The binary is at llm-performance/build/bin/macosArm64/releaseExecutable/llm-performance.kexe.

Run

./llm-performance/build/bin/macosArm64/releaseExecutable/llm-performance.kexe \
  run --scenario native-backend-throughput \
      --model-path /absolute/path/to/tinyllama-1.1b-chat-v1.0.Q8_0.gguf

Available options

# List scenarios
./llm-performance.kexe list-scenarios

# Minimal quick run
./llm-performance.kexe \
  run --scenario native-backend-throughput \
      --model-path /path/to/model.gguf \
      --warmup-runs 1 --measured-runs 1 --steps 16

# Full run with JSON output
./llm-performance.kexe \
  run --scenario native-backend-throughput \
      --model-path /path/to/model.gguf \
      --warmup-runs 3 --measured-runs 5 --steps 16,64,128 \
      --format json

Scenario

native-backend-throughput compares three backends using the same LlamaRuntime:

Backend ExecutionContext Attention

Backend	ExecutionContext	Attention
CPU	`DirectCpuExecutionContext`	`CpuAttentionBackend`
Metal	`MetalExecutionContext`	`GpuAttentionBackend` (Metal bridge)
MLX	`MlxExecutionContext`	`GpuAttentionBackend` (MLX bridge)

CPU

DirectCpuExecutionContext

CpuAttentionBackend

Metal

MetalExecutionContext

GpuAttentionBackend (Metal bridge)

MLX

MlxExecutionContext

GpuAttentionBackend (MLX bridge)

If a backend is not available or fails to initialize, it is automatically skipped.

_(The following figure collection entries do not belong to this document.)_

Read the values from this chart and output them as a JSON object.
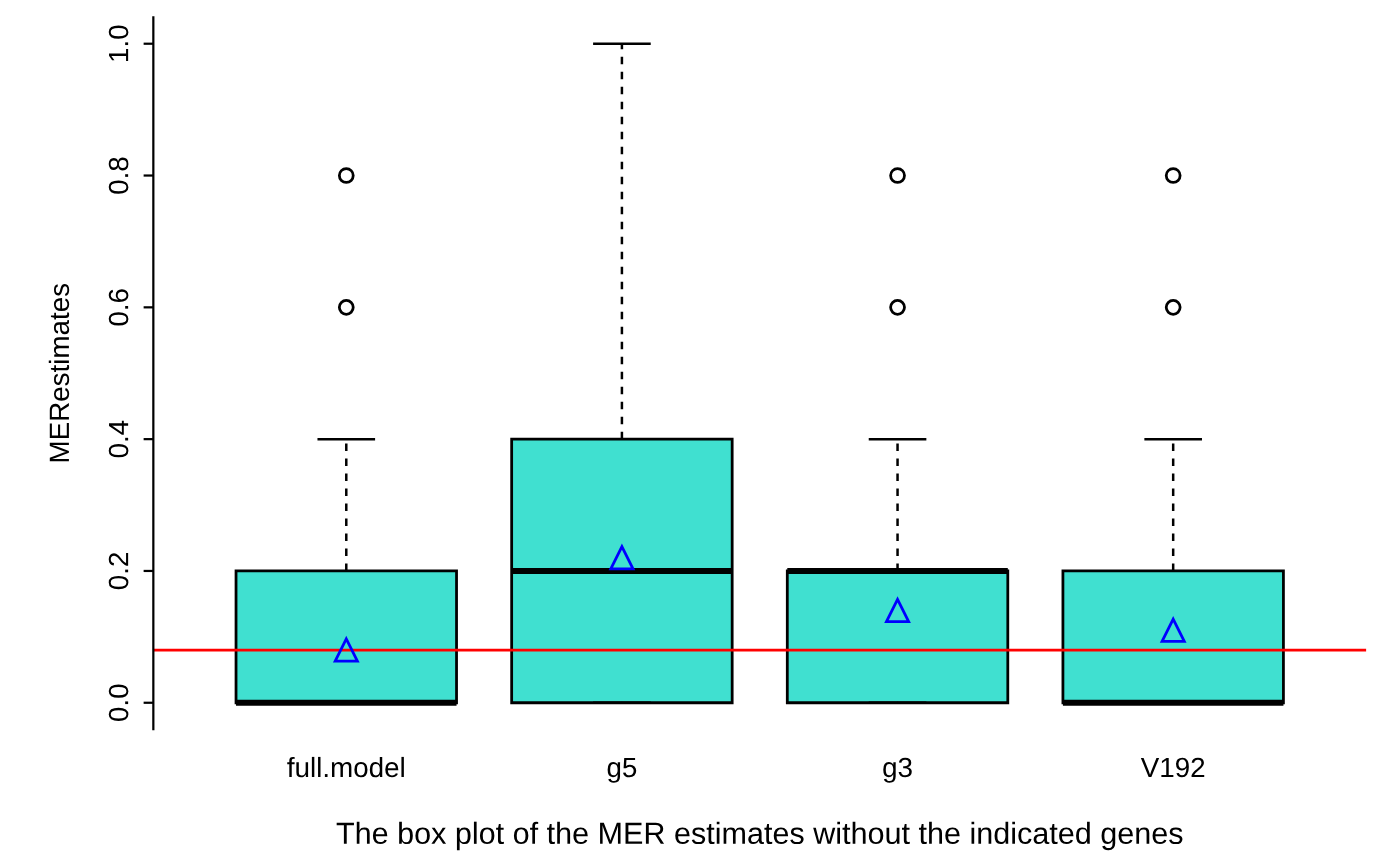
{
  "chart_data": {
    "type": "box",
    "xlabel": "The box plot of the MER estimates without the indicated genes",
    "ylabel": "MERestimates",
    "categories": [
      "full.model",
      "g5",
      "g3",
      "V192"
    ],
    "color": "#40e0d0",
    "boxes": [
      {
        "low": 0,
        "q1": 0,
        "median": 0,
        "q3": 0.2,
        "high": 0.4,
        "mean": 0.08,
        "outliers": [
          0.6,
          0.8
        ]
      },
      {
        "low": 0,
        "q1": 0,
        "median": 0.2,
        "q3": 0.4,
        "high": 1.0,
        "mean": 0.22
      },
      {
        "low": 0,
        "q1": 0,
        "median": 0.2,
        "q3": 0.2,
        "high": 0.4,
        "mean": 0.14,
        "outliers": [
          0.6,
          0.8
        ]
      },
      {
        "low": 0,
        "q1": 0,
        "median": 0,
        "q3": 0.2,
        "high": 0.4,
        "mean": 0.11,
        "outliers": [
          0.6,
          0.8
        ]
      }
    ],
    "ylim": [
      -0.04,
      1.04
    ],
    "yticks": [
      {
        "value": 0,
        "label": "0.0"
      },
      {
        "value": 0.2,
        "label": "0.2"
      },
      {
        "value": 0.4,
        "label": "0.4"
      },
      {
        "value": 0.6,
        "label": "0.6"
      },
      {
        "value": 0.8,
        "label": "0.8"
      },
      {
        "value": 1,
        "label": "1.0"
      }
    ],
    "ref_lines": [
      {
        "axis": "y",
        "value": 0.08,
        "color": "#ff0000"
      }
    ]
  }
}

Debug build (faster compilation)

./gradlew :llm-performance:linkDebugExecutableMacosArm64
./llm-performance/build/bin/macosArm64/debugExecutable/llm-performance.kexe \
  run --scenario native-backend-throughput --model-path /path/to/model.gguf

Notes

The JVM benchmark compares runtime strategies (LlamaRuntime, DIRECT, OPTIMIZED) using the CPU backend.
The native macOS benchmark compares backends (CPU, Metal, MLX) using the same LlamaRuntime.
Large FP32 model loads are memory-heavy.
Docker or otherwise memory-constrained environments may fail even when the benchmark is correct.
A normal host machine with more RAM is the preferred environment for real throughput measurements.